Unique place – The Autodromo Hermanos Rodriguez poses a unique set of challenge to the race cars. Situated some 2285m above sea level, the thinner air heavily affects almost all components of the cars. The less oxygen going into the internal combustion engine means that the turbo has to work harder to mitigate that effect. The turbocharger has to spin faster to generate more pressure, but it also means that it is under greater stress. The lower air density also affects the cooling of the brakes and the power unit.

Quite spectacular – Only one in Japan and two on most of the other tracks. Despite to the trend, there will be three DRS zones in Mexico. The first zone has a detection point 70m after Turn 9 and an activation point 80m after Turn 11. The following two zones share a detection point, located at the exit of Turn 15. The second zone starts 323m after Turn 17 and the third activation point is 116m after Turn 3.

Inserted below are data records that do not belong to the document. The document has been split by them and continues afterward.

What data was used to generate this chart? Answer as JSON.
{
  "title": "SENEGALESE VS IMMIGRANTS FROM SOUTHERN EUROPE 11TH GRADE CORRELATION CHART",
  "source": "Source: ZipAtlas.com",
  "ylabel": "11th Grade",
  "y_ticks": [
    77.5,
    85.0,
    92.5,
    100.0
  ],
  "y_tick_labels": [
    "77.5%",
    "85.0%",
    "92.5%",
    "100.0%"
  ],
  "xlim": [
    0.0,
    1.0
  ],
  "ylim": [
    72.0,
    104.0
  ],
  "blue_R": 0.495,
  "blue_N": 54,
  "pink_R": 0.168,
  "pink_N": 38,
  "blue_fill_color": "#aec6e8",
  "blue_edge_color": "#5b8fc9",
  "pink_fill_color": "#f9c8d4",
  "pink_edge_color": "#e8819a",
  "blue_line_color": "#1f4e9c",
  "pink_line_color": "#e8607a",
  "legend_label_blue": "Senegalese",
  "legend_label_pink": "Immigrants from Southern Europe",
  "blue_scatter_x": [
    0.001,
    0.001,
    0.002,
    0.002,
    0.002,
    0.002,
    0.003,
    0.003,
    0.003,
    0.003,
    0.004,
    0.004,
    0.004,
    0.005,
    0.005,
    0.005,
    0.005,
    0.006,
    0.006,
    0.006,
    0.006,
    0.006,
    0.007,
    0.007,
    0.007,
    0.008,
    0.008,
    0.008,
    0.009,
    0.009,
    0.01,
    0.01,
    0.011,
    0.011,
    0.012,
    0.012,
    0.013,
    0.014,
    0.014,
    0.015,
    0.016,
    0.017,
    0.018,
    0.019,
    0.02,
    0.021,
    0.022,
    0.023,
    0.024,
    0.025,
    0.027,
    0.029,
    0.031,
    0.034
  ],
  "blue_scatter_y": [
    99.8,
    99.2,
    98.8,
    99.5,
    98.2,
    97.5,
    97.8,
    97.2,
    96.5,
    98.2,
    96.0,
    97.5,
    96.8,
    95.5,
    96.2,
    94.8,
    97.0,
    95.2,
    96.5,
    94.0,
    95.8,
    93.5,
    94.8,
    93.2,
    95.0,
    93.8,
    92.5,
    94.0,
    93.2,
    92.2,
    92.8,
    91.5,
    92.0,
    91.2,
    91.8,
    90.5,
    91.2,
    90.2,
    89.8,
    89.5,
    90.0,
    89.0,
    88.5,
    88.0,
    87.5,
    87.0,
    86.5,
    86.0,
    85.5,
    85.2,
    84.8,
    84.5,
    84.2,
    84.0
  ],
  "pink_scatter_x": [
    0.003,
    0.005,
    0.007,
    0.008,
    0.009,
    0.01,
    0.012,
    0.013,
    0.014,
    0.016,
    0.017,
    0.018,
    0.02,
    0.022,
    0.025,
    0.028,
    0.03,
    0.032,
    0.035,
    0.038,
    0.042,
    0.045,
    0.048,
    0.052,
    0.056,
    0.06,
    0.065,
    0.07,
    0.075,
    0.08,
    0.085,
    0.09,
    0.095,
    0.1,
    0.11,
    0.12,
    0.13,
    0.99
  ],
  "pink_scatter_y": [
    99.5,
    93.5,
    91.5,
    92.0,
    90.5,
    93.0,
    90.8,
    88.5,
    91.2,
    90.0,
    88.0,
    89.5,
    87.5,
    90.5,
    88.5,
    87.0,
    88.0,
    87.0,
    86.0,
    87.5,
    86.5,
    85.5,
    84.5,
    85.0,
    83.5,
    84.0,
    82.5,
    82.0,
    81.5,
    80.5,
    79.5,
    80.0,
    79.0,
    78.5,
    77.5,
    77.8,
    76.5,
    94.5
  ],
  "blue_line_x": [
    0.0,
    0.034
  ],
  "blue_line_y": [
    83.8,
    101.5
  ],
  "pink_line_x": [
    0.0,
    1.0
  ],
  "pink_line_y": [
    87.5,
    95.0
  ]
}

No change – Other than the routine maintenance no changes of significance have been made to the Autodromo Hermanos Rodriguez for 2019.

Two-time winners - The list of the most successful drivers in Mexico comprises an illustrious quartet. Jim Clark, Alain Prost, Nigel Mansell and Max Verstappen have all won the famous and beloved event on two occasions apiece. Of the current drivers, Lewis Hamilton is the only other race winner around the Hermanos Rodríguez race track.

The most successful constructors - Lotus, McLaren and Williams share the title of the most successful racing team in the history of the Mexican Grand Prix. All three outfits have won three times while Ferrari, Mercedes and Red Bull are two-time Mexican GP winning squads.

100 per cent – Formula One returned to spectacular and challenging Autodromo Hermanos Rodriguez of Mexico in 2015. Despite to the relatively big run-off zones, the virtual safety car or the Bernd Maylander-driven safety car had to make an appearance in each of the last four editions of the Mexican Grand Prix, adding an additional factor to the race strategy and spectacle of the race.

Smart and lucky - Pitting for new tyres during a safety car period is quite advantageous around the Mexico City track as well. A normal pit stop requires 22 seconds in total while doing that while the Safety Car is on the track can provide drivers with a net gain of seven seconds.

Under control – Fuel usage has not been an issue in recent years as cars do not only produce less downforce, but also less drag due to the thinner air. In last year’s event, 93.3kg of fuel was needed for the driver who completed the full race distance with the least amount of petrol while the thirstiest car burnt a total of 98.3kg of fuel.